L’appétit de Juan ne cesse de croître. Je tente de varier ses menus mais il n’accepte plus que la viande. Plus inquiétant : on l’a surpris dans les cuisines. Il avait forcé les cadenas des frigos. Pour dévorer de la chair crue. Quand on a tenté de l’en empêcher, il a montré les dents à la manière d’un fauve. D’où lui vient ce goût du sang ?
Le reste du temps, Juan dessine. Toujours des silhouettes noires. Toujours le couteau. S’il représente ici la scène du meurtre de sa mère, pourquoi les personnages sont-ils si nombreux ? Juan ne chante plus mais j’ai l’impression qu’il est sur le point de prononcer des syllabes.

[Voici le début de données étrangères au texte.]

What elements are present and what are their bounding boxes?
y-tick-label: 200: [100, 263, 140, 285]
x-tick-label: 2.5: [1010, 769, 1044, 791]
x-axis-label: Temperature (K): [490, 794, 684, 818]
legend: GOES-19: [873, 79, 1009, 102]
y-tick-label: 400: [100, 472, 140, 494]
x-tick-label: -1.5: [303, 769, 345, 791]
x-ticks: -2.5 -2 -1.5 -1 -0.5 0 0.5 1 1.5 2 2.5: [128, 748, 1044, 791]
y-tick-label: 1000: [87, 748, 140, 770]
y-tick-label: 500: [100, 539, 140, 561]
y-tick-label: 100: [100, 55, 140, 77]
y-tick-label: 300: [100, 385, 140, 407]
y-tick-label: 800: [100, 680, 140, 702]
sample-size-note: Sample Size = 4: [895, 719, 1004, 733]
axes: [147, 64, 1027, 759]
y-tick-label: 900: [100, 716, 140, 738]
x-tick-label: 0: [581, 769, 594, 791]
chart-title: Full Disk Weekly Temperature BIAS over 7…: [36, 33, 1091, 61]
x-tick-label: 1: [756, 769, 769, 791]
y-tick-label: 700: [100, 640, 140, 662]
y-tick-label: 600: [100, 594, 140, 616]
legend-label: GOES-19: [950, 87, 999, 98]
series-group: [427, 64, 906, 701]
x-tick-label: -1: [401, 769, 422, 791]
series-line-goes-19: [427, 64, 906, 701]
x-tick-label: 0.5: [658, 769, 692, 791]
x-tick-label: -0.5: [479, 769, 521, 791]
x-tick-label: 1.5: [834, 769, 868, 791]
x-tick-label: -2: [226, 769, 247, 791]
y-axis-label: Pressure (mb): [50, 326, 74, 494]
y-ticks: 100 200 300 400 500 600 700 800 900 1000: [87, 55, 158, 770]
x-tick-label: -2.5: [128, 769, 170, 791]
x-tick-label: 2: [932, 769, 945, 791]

Juan m’inquiète. A mesure que son comportement animal régresse, des traits de sa personnalité apparaissent. Des caractéristiques propres, non réductibles à son éducation chez les singes et plutôt angoissantes. Plusieurs fois, je l’ai surpris à torturer des petits animaux, apportant un véritable soin à les faire « durer ».